2. Track your expenses to ensure that you spend less than you earn.
It’s a basic concept, but some consumers don’t know exactly how they spend their money each month. They may have good intentions, but they often seem to be short on money. Step one is to track each and every dime you spend. Keep your receipts. Log payments in a notebook. After you understand where your money is being spent, then you can look for ways to cut costs.
3. Cut out discretionary expenses until you get out of debt.
You may need to make some sacrifices for a few months, as you direct as much money as possible toward your credit card balances. Cut back on eating out. Avoid going to concerts or the movie theater. Take a vacation close to home, or even consider a staycation. You’ll need to endure some short-term pain for long-term gain. If you have cable or satellite TV, you may be surprised how much you can save if you call and try to negotiate a better rate.
4. Look for ways to earn extra income.
Have you considered getting a part-time job? You may be able to find part-time weekend or evening work if you think you can juggle two jobs. Or you can consider non-traditional activities such as becoming a mystery shopper. Seriously, opportunities like this do exist. Market research companies pay consumers to perform shopping assignments and report back on their experiences. Reputable market research companies will never ask you to pay any money up front to participate. For more information, check out the Mystery Shopping Providers Association website.

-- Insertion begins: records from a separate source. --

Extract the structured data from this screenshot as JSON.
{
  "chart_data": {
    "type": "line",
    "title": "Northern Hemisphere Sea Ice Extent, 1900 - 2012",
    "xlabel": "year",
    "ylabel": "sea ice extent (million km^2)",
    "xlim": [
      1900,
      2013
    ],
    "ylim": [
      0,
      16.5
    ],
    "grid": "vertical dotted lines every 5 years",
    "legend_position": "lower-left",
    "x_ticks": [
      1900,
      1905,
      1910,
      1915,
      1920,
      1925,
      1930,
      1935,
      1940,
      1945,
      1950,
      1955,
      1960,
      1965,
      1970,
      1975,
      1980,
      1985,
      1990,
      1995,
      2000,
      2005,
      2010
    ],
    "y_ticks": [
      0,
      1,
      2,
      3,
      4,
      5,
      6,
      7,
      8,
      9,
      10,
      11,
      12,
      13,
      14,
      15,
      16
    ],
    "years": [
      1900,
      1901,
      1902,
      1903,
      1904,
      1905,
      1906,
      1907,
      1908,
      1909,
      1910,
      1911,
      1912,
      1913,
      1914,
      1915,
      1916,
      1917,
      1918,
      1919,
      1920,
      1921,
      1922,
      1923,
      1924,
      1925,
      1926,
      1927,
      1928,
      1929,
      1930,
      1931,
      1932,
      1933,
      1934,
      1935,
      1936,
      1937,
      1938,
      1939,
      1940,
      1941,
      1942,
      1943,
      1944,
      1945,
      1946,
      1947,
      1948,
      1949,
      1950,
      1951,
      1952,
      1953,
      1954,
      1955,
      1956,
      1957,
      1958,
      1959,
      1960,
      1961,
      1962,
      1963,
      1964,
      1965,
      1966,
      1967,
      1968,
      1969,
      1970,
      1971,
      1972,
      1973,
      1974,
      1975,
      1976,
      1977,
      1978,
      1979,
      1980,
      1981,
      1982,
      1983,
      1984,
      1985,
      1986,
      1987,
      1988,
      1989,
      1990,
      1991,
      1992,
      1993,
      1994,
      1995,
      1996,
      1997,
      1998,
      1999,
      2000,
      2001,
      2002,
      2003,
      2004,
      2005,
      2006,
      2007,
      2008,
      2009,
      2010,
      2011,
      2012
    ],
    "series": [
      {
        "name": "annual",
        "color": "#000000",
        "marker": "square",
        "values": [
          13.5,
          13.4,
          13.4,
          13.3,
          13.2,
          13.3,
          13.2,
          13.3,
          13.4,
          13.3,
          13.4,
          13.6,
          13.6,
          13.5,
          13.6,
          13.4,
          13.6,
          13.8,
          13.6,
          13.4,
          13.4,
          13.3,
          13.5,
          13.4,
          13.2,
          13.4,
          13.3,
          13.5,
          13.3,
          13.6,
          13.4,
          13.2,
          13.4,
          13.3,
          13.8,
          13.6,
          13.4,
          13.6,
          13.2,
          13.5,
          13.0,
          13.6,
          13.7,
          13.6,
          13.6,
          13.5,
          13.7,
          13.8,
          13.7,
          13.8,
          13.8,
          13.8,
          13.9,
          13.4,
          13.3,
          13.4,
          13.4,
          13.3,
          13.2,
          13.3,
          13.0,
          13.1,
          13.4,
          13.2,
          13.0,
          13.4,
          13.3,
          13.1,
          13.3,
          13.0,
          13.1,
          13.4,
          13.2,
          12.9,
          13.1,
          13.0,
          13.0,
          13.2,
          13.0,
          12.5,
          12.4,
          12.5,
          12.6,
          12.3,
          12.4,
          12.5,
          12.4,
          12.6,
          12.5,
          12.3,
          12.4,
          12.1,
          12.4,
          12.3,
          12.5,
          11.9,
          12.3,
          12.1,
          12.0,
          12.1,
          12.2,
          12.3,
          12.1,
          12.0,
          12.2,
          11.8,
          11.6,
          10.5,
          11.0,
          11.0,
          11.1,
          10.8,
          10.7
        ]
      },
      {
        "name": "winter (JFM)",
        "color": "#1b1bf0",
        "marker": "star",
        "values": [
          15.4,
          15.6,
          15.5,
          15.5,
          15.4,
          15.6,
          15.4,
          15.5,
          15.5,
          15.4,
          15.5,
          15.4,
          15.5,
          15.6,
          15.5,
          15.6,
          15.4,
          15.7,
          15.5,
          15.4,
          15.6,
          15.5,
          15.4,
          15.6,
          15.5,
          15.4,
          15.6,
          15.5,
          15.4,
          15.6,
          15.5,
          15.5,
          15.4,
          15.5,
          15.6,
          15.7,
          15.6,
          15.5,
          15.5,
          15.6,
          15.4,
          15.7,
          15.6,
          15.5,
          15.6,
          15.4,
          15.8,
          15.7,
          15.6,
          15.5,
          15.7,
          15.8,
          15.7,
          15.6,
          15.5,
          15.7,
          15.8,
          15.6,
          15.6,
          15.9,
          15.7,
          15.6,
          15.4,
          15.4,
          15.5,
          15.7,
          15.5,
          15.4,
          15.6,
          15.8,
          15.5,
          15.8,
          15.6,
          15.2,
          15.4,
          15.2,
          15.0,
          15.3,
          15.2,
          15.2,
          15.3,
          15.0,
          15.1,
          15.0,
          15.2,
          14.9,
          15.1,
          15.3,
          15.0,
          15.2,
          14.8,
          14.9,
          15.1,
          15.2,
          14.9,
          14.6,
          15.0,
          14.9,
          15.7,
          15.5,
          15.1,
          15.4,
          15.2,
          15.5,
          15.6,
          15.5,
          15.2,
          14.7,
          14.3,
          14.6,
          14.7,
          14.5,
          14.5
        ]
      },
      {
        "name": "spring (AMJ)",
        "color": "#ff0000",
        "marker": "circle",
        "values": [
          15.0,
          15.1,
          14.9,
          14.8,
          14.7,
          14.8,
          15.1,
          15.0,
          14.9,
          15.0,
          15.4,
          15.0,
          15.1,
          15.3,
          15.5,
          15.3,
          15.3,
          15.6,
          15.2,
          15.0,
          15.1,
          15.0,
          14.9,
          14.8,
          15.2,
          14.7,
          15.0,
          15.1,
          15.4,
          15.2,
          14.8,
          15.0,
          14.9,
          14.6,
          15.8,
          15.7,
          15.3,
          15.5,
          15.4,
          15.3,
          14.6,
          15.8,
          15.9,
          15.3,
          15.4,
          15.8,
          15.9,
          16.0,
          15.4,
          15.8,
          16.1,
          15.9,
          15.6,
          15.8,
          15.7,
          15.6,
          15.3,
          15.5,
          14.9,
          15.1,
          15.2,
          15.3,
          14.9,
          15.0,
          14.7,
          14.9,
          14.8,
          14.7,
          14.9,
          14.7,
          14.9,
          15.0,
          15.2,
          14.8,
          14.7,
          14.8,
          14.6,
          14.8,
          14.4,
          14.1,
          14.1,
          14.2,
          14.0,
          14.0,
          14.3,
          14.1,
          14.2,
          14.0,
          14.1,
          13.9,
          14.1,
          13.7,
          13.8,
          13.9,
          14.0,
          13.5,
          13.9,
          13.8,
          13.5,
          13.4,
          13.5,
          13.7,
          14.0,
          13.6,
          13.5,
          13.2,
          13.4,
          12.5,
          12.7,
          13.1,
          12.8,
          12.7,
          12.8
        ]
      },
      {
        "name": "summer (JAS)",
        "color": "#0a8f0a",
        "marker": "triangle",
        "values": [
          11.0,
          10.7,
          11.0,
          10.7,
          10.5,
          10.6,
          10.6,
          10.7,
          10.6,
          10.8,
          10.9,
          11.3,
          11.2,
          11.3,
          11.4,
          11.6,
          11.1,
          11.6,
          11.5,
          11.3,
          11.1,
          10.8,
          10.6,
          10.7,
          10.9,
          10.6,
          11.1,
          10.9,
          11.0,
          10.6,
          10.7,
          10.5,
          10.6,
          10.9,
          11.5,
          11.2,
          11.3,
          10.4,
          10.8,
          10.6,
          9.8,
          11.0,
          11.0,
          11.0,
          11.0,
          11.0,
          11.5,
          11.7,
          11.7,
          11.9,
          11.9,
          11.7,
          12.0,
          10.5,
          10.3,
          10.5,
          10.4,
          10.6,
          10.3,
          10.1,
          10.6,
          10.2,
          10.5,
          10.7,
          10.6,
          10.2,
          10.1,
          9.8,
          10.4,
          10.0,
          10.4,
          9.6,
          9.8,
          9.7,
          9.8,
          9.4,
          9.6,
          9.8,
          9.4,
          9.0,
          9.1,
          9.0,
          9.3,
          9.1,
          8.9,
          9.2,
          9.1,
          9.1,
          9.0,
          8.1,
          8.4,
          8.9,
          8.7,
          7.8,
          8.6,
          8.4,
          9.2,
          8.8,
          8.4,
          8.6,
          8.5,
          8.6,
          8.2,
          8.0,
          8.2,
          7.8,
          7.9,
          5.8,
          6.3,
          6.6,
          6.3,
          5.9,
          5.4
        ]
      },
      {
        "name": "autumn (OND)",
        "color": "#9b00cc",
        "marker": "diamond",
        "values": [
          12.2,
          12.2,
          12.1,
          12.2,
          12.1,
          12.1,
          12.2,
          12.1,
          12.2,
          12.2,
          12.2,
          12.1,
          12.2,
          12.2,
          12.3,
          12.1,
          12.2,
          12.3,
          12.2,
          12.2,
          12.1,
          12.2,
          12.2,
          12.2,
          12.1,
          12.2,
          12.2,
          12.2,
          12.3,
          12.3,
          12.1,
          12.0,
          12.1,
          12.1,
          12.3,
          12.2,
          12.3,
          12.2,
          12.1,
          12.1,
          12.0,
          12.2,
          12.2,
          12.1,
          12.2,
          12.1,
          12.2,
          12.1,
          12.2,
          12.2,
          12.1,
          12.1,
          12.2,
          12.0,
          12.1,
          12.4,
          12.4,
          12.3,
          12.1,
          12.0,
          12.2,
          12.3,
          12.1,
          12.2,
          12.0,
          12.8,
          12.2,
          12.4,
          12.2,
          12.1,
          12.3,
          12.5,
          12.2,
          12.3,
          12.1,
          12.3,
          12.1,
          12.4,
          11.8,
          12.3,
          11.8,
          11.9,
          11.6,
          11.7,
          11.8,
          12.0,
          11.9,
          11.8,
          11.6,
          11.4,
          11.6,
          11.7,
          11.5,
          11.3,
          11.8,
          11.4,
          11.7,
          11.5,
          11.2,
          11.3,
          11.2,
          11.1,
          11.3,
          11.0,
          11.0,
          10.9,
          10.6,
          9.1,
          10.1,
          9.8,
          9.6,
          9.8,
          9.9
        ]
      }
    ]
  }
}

5. Call your creditors. Talk to your creditors to see if they will offer you any concessions. Tell them you are trying to pay off all of your credit card debt and need some assistance. They may be willing to lower your interest rate. Or put you on a short-term repayment plan. You won’t know until you ask.
6. Talk to a credit counselor. A reputable, non-profit consumer credit counseling organization will work with you free of charge to develop a budget, explore options for getting out of debt, and provide you with a customized action plan. You may be a candidate for a debt management plan, for which creditors often lower interest rates, stop collection activity, waive late fees and waive over limit fees. Check out GreenPath or another member of the National Foundation for Credit Counseling. Your counseling session is free, so you have nothing to lose.
7. Develop a plan, set goals and reward yourself. Set realistic dates for when you would like to pay off a bill. Post your goals where you can see them each day, and work to meet those dates. When you pay off a credit card or other bill, be sure to celebrate your success. Treat yourself to some type of small reward, like a decadent dessert, dinner out or a night at the movies.
After you are able to get out of credit card debt, make sure you STAY out of credit card debt and remember you are not alone on the journey to Financial Wellness. Implementing these best practices on an ongoing basis will help ensure that you enjoy a positive financial future.